Skillet Bowtie Chicken with Sundried Tomatoes


3 tablespoons olive oil, divided

3 teaspoons garlic salt

½ teaspoon black pepper

2 to 3 boneless chicken breasts, cut in 1 to 2 inch pieces

½ cup diced yellow pepper

½ cup diced red pepper

2 to 3 cloves garlic, minced

2 teaspoons dried marjoram

½ cup dry white wine

1 cup chicken stock

¾ cp heavy cream

¼ cup oil packed sun dried tomatoes, diced

16 ounces bow tie pasta, cooked al dente

½ cup shredded Parmesan cheese

2 to 3 tablespoon fresh chopped basil or Italian parsley


In a large skillet heat 2 tablespoons of the oil. Add chicken. Season it with garlic salt and pepper. Cook a few minutes until browned on both sides. Add remaining oil and peppers.

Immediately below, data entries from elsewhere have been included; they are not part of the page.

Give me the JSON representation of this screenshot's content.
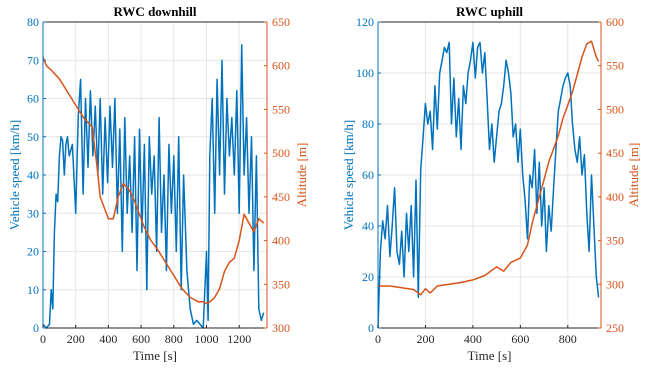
{
  "colors": {
    "speed": "#0072BD",
    "altitude": "#D95319",
    "grid": "#e6e6e6",
    "axis": "#262626"
  },
  "chart_data": [
    {
      "type": "line",
      "title": "RWC downhill",
      "xlabel": "Time [s]",
      "ylabel_left": "Vehicle speed [km/h]",
      "ylabel_right": "Altitude [m]",
      "xlim": [
        0,
        1370
      ],
      "ylim_left": [
        0,
        80
      ],
      "ylim_right": [
        300,
        650
      ],
      "xticks": [
        0,
        200,
        400,
        600,
        800,
        1000,
        1200
      ],
      "xtick_labels": [
        "0",
        "200",
        "400",
        "600",
        "800",
        "1000",
        "1200"
      ],
      "yticks_left": [
        0,
        10,
        20,
        30,
        40,
        50,
        60,
        70,
        80
      ],
      "ytick_labels_left": [
        "0",
        "10",
        "20",
        "30",
        "40",
        "50",
        "60",
        "70",
        "80"
      ],
      "yticks_right": [
        300,
        350,
        400,
        450,
        500,
        550,
        600,
        650
      ],
      "ytick_labels_right": [
        "300",
        "350",
        "400",
        "450",
        "500",
        "550",
        "600",
        "650"
      ],
      "grid": true,
      "series": [
        {
          "axis": "left",
          "x": [
            0,
            20,
            40,
            50,
            60,
            70,
            80,
            90,
            100,
            110,
            120,
            130,
            140,
            150,
            160,
            180,
            200,
            215,
            230,
            245,
            260,
            275,
            290,
            305,
            320,
            335,
            350,
            365,
            380,
            395,
            410,
            425,
            440,
            455,
            470,
            485,
            500,
            515,
            530,
            545,
            560,
            575,
            590,
            605,
            620,
            635,
            650,
            665,
            680,
            695,
            710,
            725,
            740,
            755,
            770,
            785,
            800,
            815,
            830,
            845,
            860,
            880,
            900,
            920,
            940,
            960,
            980,
            1000,
            1010,
            1020,
            1035,
            1050,
            1065,
            1080,
            1095,
            1110,
            1125,
            1140,
            1155,
            1170,
            1185,
            1200,
            1215,
            1230,
            1245,
            1260,
            1275,
            1290,
            1305,
            1320,
            1335,
            1350
          ],
          "y": [
            1,
            0,
            1,
            10,
            5,
            25,
            35,
            33,
            45,
            50,
            49,
            40,
            48,
            50,
            45,
            48,
            30,
            55,
            65,
            35,
            60,
            42,
            62,
            45,
            58,
            40,
            60,
            35,
            55,
            38,
            58,
            42,
            60,
            30,
            52,
            20,
            55,
            30,
            45,
            25,
            50,
            15,
            52,
            25,
            48,
            10,
            50,
            35,
            45,
            20,
            55,
            25,
            40,
            15,
            48,
            30,
            45,
            20,
            50,
            10,
            40,
            15,
            5,
            1,
            2,
            1,
            0,
            20,
            2,
            45,
            60,
            30,
            65,
            40,
            70,
            35,
            60,
            45,
            55,
            40,
            62,
            30,
            74,
            40,
            55,
            30,
            50,
            15,
            45,
            5,
            2,
            4
          ]
        },
        {
          "axis": "right",
          "x": [
            0,
            20,
            50,
            100,
            150,
            200,
            250,
            300,
            330,
            350,
            380,
            400,
            430,
            460,
            490,
            520,
            550,
            580,
            620,
            660,
            700,
            750,
            800,
            850,
            900,
            950,
            980,
            1000,
            1020,
            1050,
            1080,
            1110,
            1140,
            1170,
            1200,
            1230,
            1260,
            1290,
            1320,
            1350
          ],
          "y": [
            610,
            600,
            595,
            585,
            570,
            555,
            540,
            530,
            485,
            450,
            435,
            425,
            425,
            450,
            465,
            460,
            450,
            435,
            415,
            400,
            390,
            375,
            360,
            345,
            335,
            330,
            330,
            328,
            330,
            335,
            345,
            365,
            375,
            380,
            400,
            430,
            420,
            410,
            425,
            420
          ]
        }
      ]
    },
    {
      "type": "line",
      "title": "RWC uphill",
      "xlabel": "Time [s]",
      "ylabel_left": "Vehicle speed [km/h]",
      "ylabel_right": "Altitude [m]",
      "xlim": [
        0,
        940
      ],
      "ylim_left": [
        0,
        120
      ],
      "ylim_right": [
        250,
        600
      ],
      "xticks": [
        0,
        200,
        400,
        600,
        800
      ],
      "xtick_labels": [
        "0",
        "200",
        "400",
        "600",
        "800"
      ],
      "yticks_left": [
        0,
        20,
        40,
        60,
        80,
        100,
        120
      ],
      "ytick_labels_left": [
        "0",
        "20",
        "40",
        "60",
        "80",
        "100",
        "120"
      ],
      "yticks_right": [
        250,
        300,
        350,
        400,
        450,
        500,
        550,
        600
      ],
      "ytick_labels_right": [
        "250",
        "300",
        "350",
        "400",
        "450",
        "500",
        "550",
        "600"
      ],
      "grid": true,
      "series": [
        {
          "axis": "left",
          "x": [
            0,
            10,
            20,
            30,
            40,
            50,
            60,
            70,
            80,
            90,
            100,
            110,
            120,
            130,
            140,
            150,
            160,
            170,
            180,
            190,
            200,
            210,
            220,
            230,
            240,
            250,
            260,
            270,
            280,
            290,
            300,
            310,
            320,
            330,
            340,
            350,
            360,
            370,
            380,
            390,
            400,
            410,
            420,
            430,
            440,
            450,
            460,
            470,
            480,
            490,
            500,
            510,
            520,
            530,
            540,
            550,
            560,
            570,
            580,
            590,
            600,
            610,
            620,
            630,
            640,
            650,
            660,
            670,
            680,
            690,
            700,
            710,
            720,
            730,
            740,
            750,
            760,
            770,
            780,
            790,
            800,
            810,
            820,
            830,
            840,
            850,
            860,
            870,
            880,
            890,
            900,
            910,
            920,
            930
          ],
          "y": [
            0,
            30,
            42,
            35,
            48,
            28,
            40,
            55,
            30,
            25,
            38,
            20,
            45,
            30,
            48,
            20,
            58,
            12,
            62,
            75,
            88,
            80,
            85,
            70,
            95,
            78,
            100,
            105,
            110,
            108,
            112,
            80,
            98,
            75,
            90,
            70,
            95,
            88,
            100,
            105,
            112,
            98,
            110,
            112,
            100,
            108,
            90,
            70,
            80,
            65,
            75,
            85,
            88,
            95,
            105,
            100,
            92,
            75,
            80,
            65,
            78,
            60,
            50,
            35,
            60,
            55,
            70,
            45,
            65,
            40,
            55,
            30,
            48,
            38,
            55,
            70,
            85,
            90,
            95,
            98,
            100,
            95,
            80,
            70,
            65,
            75,
            60,
            68,
            45,
            30,
            60,
            40,
            20,
            12
          ]
        },
        {
          "axis": "right",
          "x": [
            0,
            50,
            100,
            150,
            180,
            200,
            220,
            250,
            300,
            350,
            400,
            450,
            500,
            530,
            560,
            600,
            630,
            650,
            680,
            700,
            720,
            740,
            760,
            780,
            800,
            820,
            840,
            860,
            880,
            900,
            920,
            930
          ],
          "y": [
            298,
            298,
            296,
            294,
            288,
            295,
            290,
            298,
            300,
            302,
            305,
            310,
            320,
            315,
            325,
            330,
            345,
            370,
            400,
            420,
            440,
            455,
            470,
            490,
            505,
            520,
            540,
            560,
            575,
            578,
            560,
            555
          ]
        }
      ]
    }
  ]
}
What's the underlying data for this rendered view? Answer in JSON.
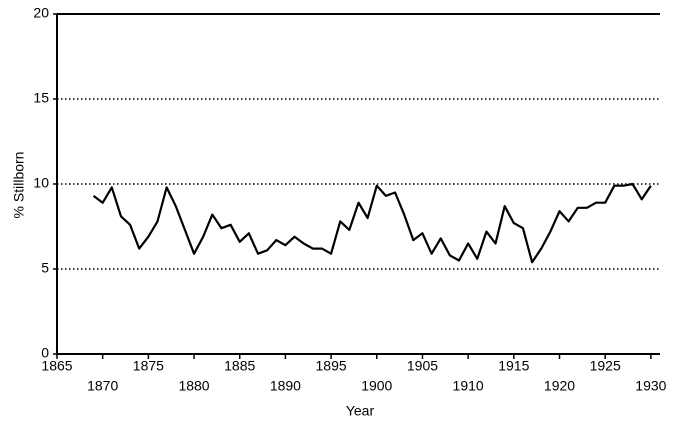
{
  "chart_data": {
    "type": "line",
    "x_label": "Year",
    "y_label": "% Stillborn",
    "x": [
      1869,
      1870,
      1871,
      1872,
      1873,
      1874,
      1875,
      1876,
      1877,
      1878,
      1879,
      1880,
      1881,
      1882,
      1883,
      1884,
      1885,
      1886,
      1887,
      1888,
      1889,
      1890,
      1891,
      1892,
      1893,
      1894,
      1895,
      1896,
      1897,
      1898,
      1899,
      1900,
      1901,
      1902,
      1903,
      1904,
      1905,
      1906,
      1907,
      1908,
      1909,
      1910,
      1911,
      1912,
      1913,
      1914,
      1915,
      1916,
      1917,
      1918,
      1919,
      1920,
      1921,
      1922,
      1923,
      1924,
      1925,
      1926,
      1927,
      1928,
      1929,
      1930
    ],
    "series": [
      {
        "color": "#000000",
        "values": [
          9.3,
          8.9,
          9.8,
          8.1,
          7.6,
          6.2,
          6.9,
          7.8,
          9.8,
          8.7,
          7.3,
          5.9,
          6.9,
          8.2,
          7.4,
          7.6,
          6.6,
          7.1,
          5.9,
          6.1,
          6.7,
          6.4,
          6.9,
          6.5,
          6.2,
          6.2,
          5.9,
          7.8,
          7.3,
          8.9,
          8.0,
          9.9,
          9.3,
          9.5,
          8.2,
          6.7,
          7.1,
          5.9,
          6.8,
          5.8,
          5.5,
          6.5,
          5.6,
          7.2,
          6.5,
          8.7,
          7.7,
          7.4,
          5.4,
          6.2,
          7.2,
          8.4,
          7.8,
          8.6,
          8.6,
          8.9,
          8.9,
          9.9,
          9.9,
          10.0,
          9.1,
          9.9
        ]
      }
    ],
    "xlim": [
      1865,
      1931
    ],
    "xticks": [
      1865,
      1870,
      1875,
      1880,
      1885,
      1890,
      1895,
      1900,
      1905,
      1910,
      1915,
      1920,
      1925,
      1930
    ],
    "ylim": [
      0,
      20
    ],
    "yticks": [
      0,
      5,
      10,
      15,
      20
    ],
    "grid": true
  }
}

Cook for another minute. Add garlic and marjoram and cook 30 seconds, stirring constantly. Add wine and chicken stock and bring to a boil. Add heavy cream and simmer a few minutes untll sauce reduces down a bit. Stir in pasta and toss to coat. Serve with Parmesan cheese and basil or parsley on top.